Properly identifying the type of grass you have can help prevent you from giving the grass too much or too little water and fertilizer. Likewise, all grasses aren't mowed the same, and shearing rye grass and Kentucky grass too close to the soil can cause bald spots on the lawn. Lawn grass is typically a mixture of grasses instead of a single species. Rye grass is either annual or perennial. Kentucky bluegrass and both rye grasses are cool-season turf grasses. Annual rye grass is used to overseed warm-season grass in areas with moderate temperatures from the fall to early spring. Perennial rye grass tolerates a high amount of traffic and is mixed with Kentucky bluegrass for growing lawns during the cool months of the year in moderate, coastal climates.

Instructions

  1. Rye Grass

    • 1

      Feel the texture and examine the color of the grass. Annual rye grass has a coarse texture and is lime-green in color.

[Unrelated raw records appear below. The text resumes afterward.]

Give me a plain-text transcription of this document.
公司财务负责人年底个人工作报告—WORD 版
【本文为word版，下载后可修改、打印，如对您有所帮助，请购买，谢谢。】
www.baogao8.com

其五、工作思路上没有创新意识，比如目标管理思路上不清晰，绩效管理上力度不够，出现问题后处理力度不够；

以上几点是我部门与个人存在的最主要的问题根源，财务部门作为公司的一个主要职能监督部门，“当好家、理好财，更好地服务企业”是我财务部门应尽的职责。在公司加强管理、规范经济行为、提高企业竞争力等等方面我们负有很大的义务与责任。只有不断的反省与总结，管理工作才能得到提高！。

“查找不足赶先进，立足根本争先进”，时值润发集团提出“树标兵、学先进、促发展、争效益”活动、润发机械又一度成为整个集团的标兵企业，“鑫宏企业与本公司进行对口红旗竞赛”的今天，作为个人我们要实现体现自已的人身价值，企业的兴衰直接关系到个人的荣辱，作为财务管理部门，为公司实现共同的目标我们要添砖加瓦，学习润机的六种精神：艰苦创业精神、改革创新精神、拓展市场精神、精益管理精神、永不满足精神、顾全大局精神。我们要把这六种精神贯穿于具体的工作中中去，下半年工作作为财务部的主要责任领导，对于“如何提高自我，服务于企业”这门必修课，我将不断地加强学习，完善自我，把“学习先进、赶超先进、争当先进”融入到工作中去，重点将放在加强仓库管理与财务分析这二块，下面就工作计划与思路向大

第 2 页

Perennial rye grass is fine textured and has a rich green hue.

    • 2

      Observe how the grass grows. Perennial rye grass forms clumps, while annual rye grass is erect and evenly spread out across the lawn.

    • 3

      Inspect the collar area of annual rye grass for the ligule, a membrane like growth at the junction of the blade of grass and the leaf sheaf. It measures about 1/10 inch long. The auricles at the base of the rolled leaf bud are narrow, claw-like and measure up to 1/12 inch long. Perennial rye grass auricles wrap around the stem.

    • 4

      Check the shape and length of the grass blades. Annual rye grass blades are rolled inside the collar with flat individual leaves that are glossy and measure up to 10 inches long and 2/5 inch wide. Perennial grass blades are folded or rolled inside the collar with parallel margins, tapered tips and shiny leaf backs. They measure 1/12 to 1/5 inch long.

    • 5

      Look at the stems of rye grass. Annual rye grass are clumped together or grow individually. The stems measure about 3 feet tall and are round to slightly flat. Perennial rye grass is shorter, only 1 to 2 feet tall, with a band of purple around the base of the stem.

    • 6

      Watch for annual rye grass to flower from April to September with densely clustered spikelets of seeds alternating along the main stem on stalkless florets. Perennial rye grass seeds are loosely clustered on spikelets and lack the bristles that are common to annual rye grass. Perennial seeds flower in late spring and early summer.

    • 7

      Look at the roots to determine if it is annual rye grass or perennial. Annual has a shallow root system, and perennial has regular grass roots and no stolons or rhizomes that spread underground.

    Kentucky Bluegrass

    • 8

      Look at the color and feel the texture of the grass. Kentucky bluegrass is dense, dark-green with a medium texture.

    • 9

      Check the shape and length of the grass blades. The individual leaves are smooth, soft, folded in the bud and stiff with parallel blade sides. The tips are boat-shaped, 6 to 12 inches long and up to 1/4 inch wide.

    • 10

      Inspect the roots of the grass. Kentucky bluegrass reproduces by rhizomes, which spread underground and make new rhizomes from nodes on the older sections of the root. They penetrate the soil from 2 to 5 or more inches beneath the soil.

    • 11

      Check for pyramid-shaped seedheads with a tier of three to five spikelets at the tips of the stems. The seeds are small and boat-shaped, with a hairy, cobweb-like base. The seeds bloom from late May to early June and mature in early- to mid-July.

    • 12

      Check the length of the stems. Kentucky bluegrass stems are 12 to 36 inches tall on lawns. The stems may grow from 4 to 6 inches long when used by farmers for intensive grazing.